Anonymous Report 1 on 2021-12-20 (Invited Report)
- Cite as: Anonymous, Report on arXiv:2109.10907v1, delivered 2021-12-19, doi: 10.21468/SciPost.Report.4068
Strengths
1-Interesting new results on 3d N=4 (and 3d N=2) supersymmetric field theories on an elliptic curve, their boundary conditions, and their mathematical interpretation as elliptic cohomology classes.
2-Clearly written.
3-Very detailed.
Weaknesses
1-There is no introduction to the mathematical literature on elliptic cohomology for a physicists audience. For the non-expect in that part of maths (like myself), it is simply stated that elliptic cohomology classes is defined in terms of sections of lines bundles on a certain associated variety , but further "intuition" might have been appreciated. On the other hand, it is understandable, given the subject, that one cannot cover all the "basics".
Report
The authors study in much details the physics of 3d N=4 supersymmetric (softly broken to N=2 susy) NLSM, or rather their gauge theory UV completions. The paper include a review of all the relevant field theory results, including a number of things that clarify previous discussions.
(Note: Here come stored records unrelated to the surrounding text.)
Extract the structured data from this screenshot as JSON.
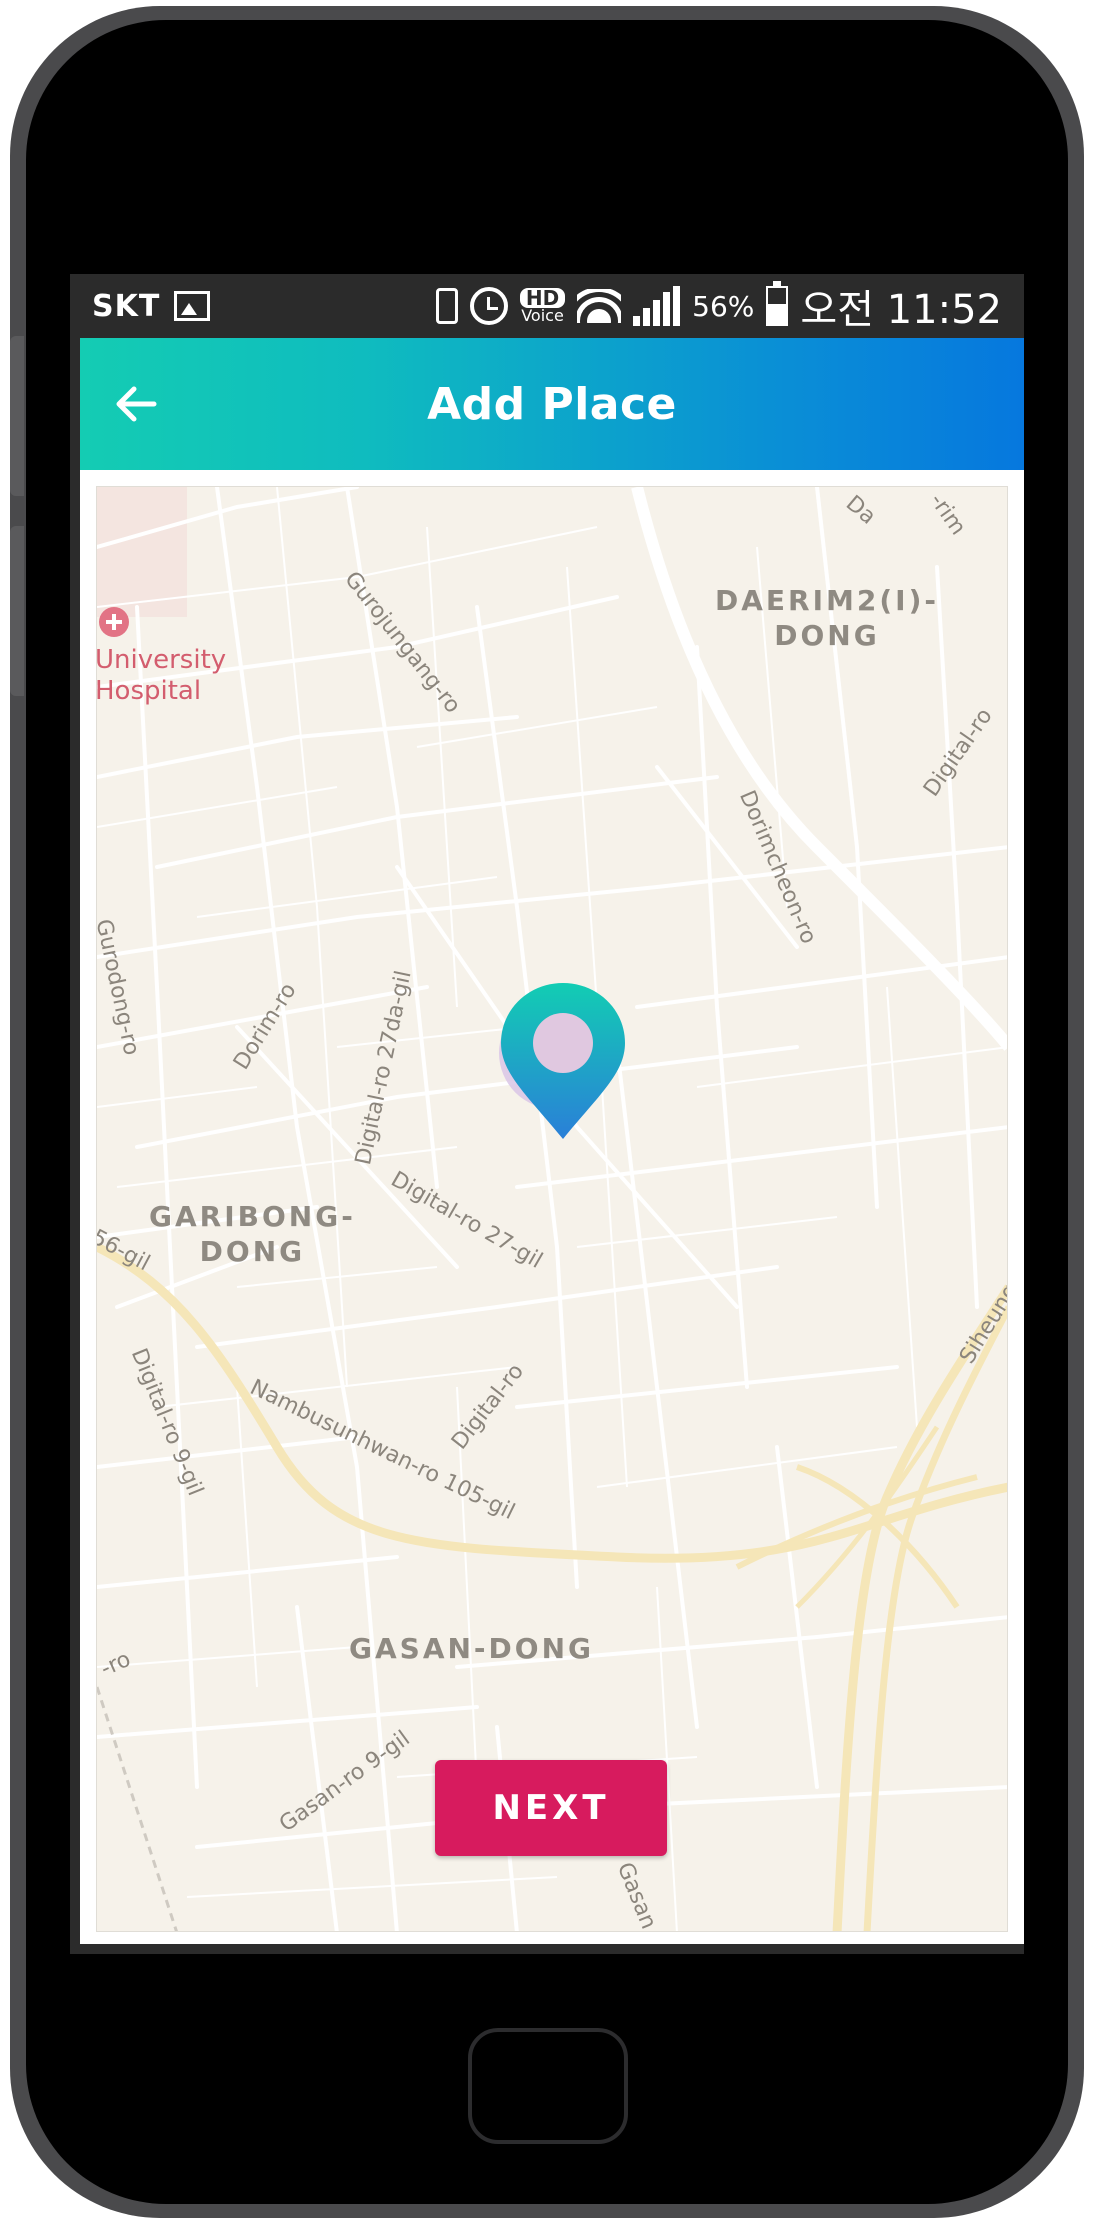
{
  "status_bar": {
    "carrier": "SKT",
    "hd_label": "HD",
    "voice_label": "Voice",
    "battery_percent": "56%",
    "clock": "오전 11:52",
    "icons": [
      "image-icon",
      "vibrate-icon",
      "alarm-icon",
      "hd-voice-icon",
      "wifi-icon",
      "signal-icon",
      "battery-icon"
    ]
  },
  "app_bar": {
    "title": "Add Place",
    "back_icon": "arrow-left-icon",
    "gradient_start": "#14ccb3",
    "gradient_end": "#0678de"
  },
  "map": {
    "districts": [
      {
        "line1": "DAERIM2(I)-",
        "line2": "DONG"
      },
      {
        "line1": "GARIBONG-",
        "line2": "DONG"
      },
      {
        "line1": "GASAN-DONG",
        "line2": ""
      }
    ],
    "poi": {
      "line1": "University",
      "line2": "Hospital",
      "icon": "hospital-icon"
    },
    "roads": [
      "Gurojungang-ro",
      "Dorimcheon-ro",
      "Digital-ro",
      "Gurodong-ro",
      "Dorim-ro",
      "Digital-ro 27da-gil",
      "Digital-ro 27-gil",
      "56-gil",
      "Digital-ro 9-gil",
      "Nambusunhwan-ro 105-gil",
      "Digital-ro",
      "Siheung",
      "Gasan-ro 9-gil",
      "-ro",
      "Gasan",
      "Da",
      "-rim"
    ],
    "marker_icon": "location-pin-icon",
    "marker_colors": {
      "top": "#12cdb3",
      "bottom": "#2a7fd8",
      "center": "#e0c8e0"
    }
  },
  "actions": {
    "next_label": "NEXT",
    "next_color": "#d71b5e"
  }
}
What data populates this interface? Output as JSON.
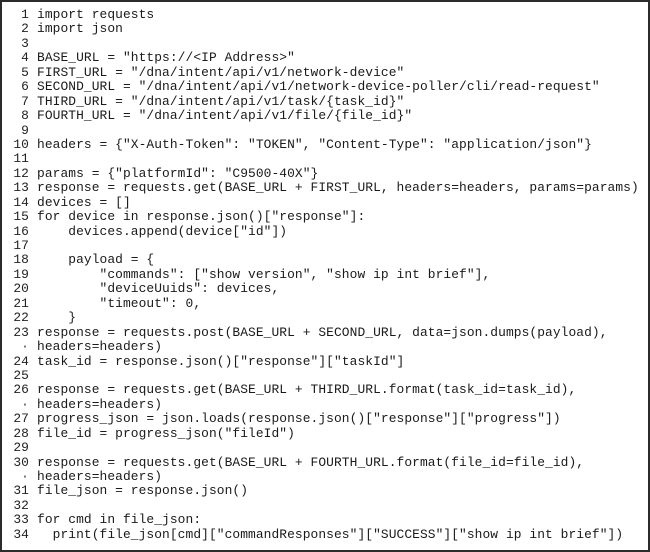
{
  "code_listing": {
    "language": "python",
    "lines": [
      {
        "n": "1",
        "text": "import requests"
      },
      {
        "n": "2",
        "text": "import json"
      },
      {
        "n": "3",
        "text": ""
      },
      {
        "n": "4",
        "text": "BASE_URL = \"https://<IP Address>\""
      },
      {
        "n": "5",
        "text": "FIRST_URL = \"/dna/intent/api/v1/network-device\""
      },
      {
        "n": "6",
        "text": "SECOND_URL = \"/dna/intent/api/v1/network-device-poller/cli/read-request\""
      },
      {
        "n": "7",
        "text": "THIRD_URL = \"/dna/intent/api/v1/task/{task_id}\""
      },
      {
        "n": "8",
        "text": "FOURTH_URL = \"/dna/intent/api/v1/file/{file_id}\""
      },
      {
        "n": "9",
        "text": ""
      },
      {
        "n": "10",
        "text": "headers = {\"X-Auth-Token\": \"TOKEN\", \"Content-Type\": \"application/json\"}"
      },
      {
        "n": "11",
        "text": ""
      },
      {
        "n": "12",
        "text": "params = {\"platformId\": \"C9500-40X\"}"
      },
      {
        "n": "13",
        "text": "response = requests.get(BASE_URL + FIRST_URL, headers=headers, params=params)"
      },
      {
        "n": "14",
        "text": "devices = []"
      },
      {
        "n": "15",
        "text": "for device in response.json()[\"response\"]:"
      },
      {
        "n": "16",
        "text": "    devices.append(device[\"id\"])"
      },
      {
        "n": "17",
        "text": ""
      },
      {
        "n": "18",
        "text": "    payload = {"
      },
      {
        "n": "19",
        "text": "        \"commands\": [\"show version\", \"show ip int brief\"],"
      },
      {
        "n": "20",
        "text": "        \"deviceUuids\": devices,"
      },
      {
        "n": "21",
        "text": "        \"timeout\": 0,"
      },
      {
        "n": "22",
        "text": "    }"
      },
      {
        "n": "23",
        "text": "response = requests.post(BASE_URL + SECOND_URL, data=json.dumps(payload),"
      },
      {
        "n": "·",
        "text": "headers=headers)"
      },
      {
        "n": "24",
        "text": "task_id = response.json()[\"response\"][\"taskId\"]"
      },
      {
        "n": "25",
        "text": ""
      },
      {
        "n": "26",
        "text": "response = requests.get(BASE_URL + THIRD_URL.format(task_id=task_id),"
      },
      {
        "n": "·",
        "text": "headers=headers)"
      },
      {
        "n": "27",
        "text": "progress_json = json.loads(response.json()[\"response\"][\"progress\"])"
      },
      {
        "n": "28",
        "text": "file_id = progress_json(\"fileId\")"
      },
      {
        "n": "29",
        "text": ""
      },
      {
        "n": "30",
        "text": "response = requests.get(BASE_URL + FOURTH_URL.format(file_id=file_id),"
      },
      {
        "n": "·",
        "text": "headers=headers)"
      },
      {
        "n": "31",
        "text": "file_json = response.json()"
      },
      {
        "n": "32",
        "text": ""
      },
      {
        "n": "33",
        "text": "for cmd in file_json:"
      },
      {
        "n": "34",
        "text": "  print(file_json[cmd][\"commandResponses\"][\"SUCCESS\"][\"show ip int brief\"])"
      }
    ]
  }
}
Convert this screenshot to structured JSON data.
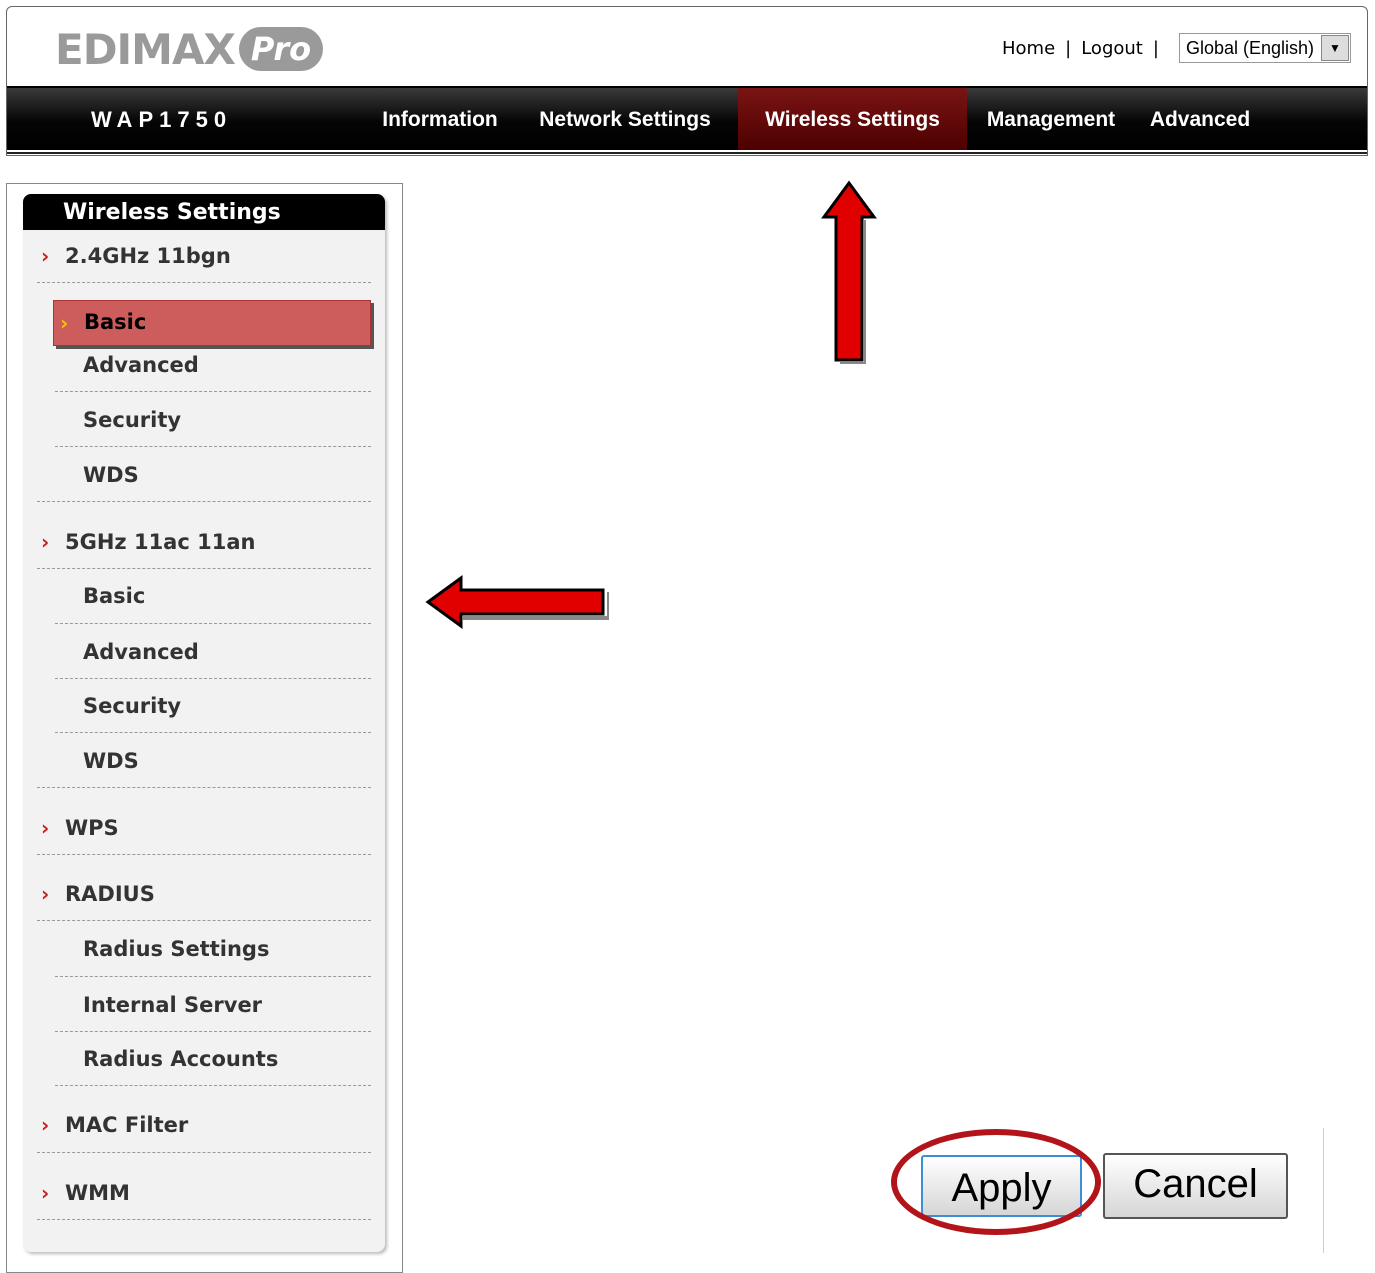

The main motivation of the paper is to provide a SUSY QFT realisation of the mathematics of elliptic cohomology of some variety X (with a number of assumptions that simplify matter consideably). They do this by engineering X as a Higgs branch of a 3d N=4 theory, and by by showing how the space of vacua of the theory compactified on an elliptic curve can be identified with the elliptic cohomology variety of X. They further show that boundary conditions in this setup naturally engineer elliptic cohomology classes (sections of line bundles on the elliptic cohomology variety), and in particular that Neumann boundary condition can be identified with the so-called stable enveloppes.
The paper is clearly written and I would strongly recommend it for publication as it is.
Requested changes
Here are just a small list of likely typos:
1-In eq.(2.1) and similarly on page 8 and elsewhere, it seems the symbol "Z" is used to denote the maximal torus of a group (or the Cartan subalgebra of its Lie algebra)? This is confusing since this is not the center of G.
2-Two lines above (2.22), "m" should be "x".
3-p 25 and 26: "principle bundle" should be "principal bundle".
4-middle of p26: "can intersection"-->"can intersect".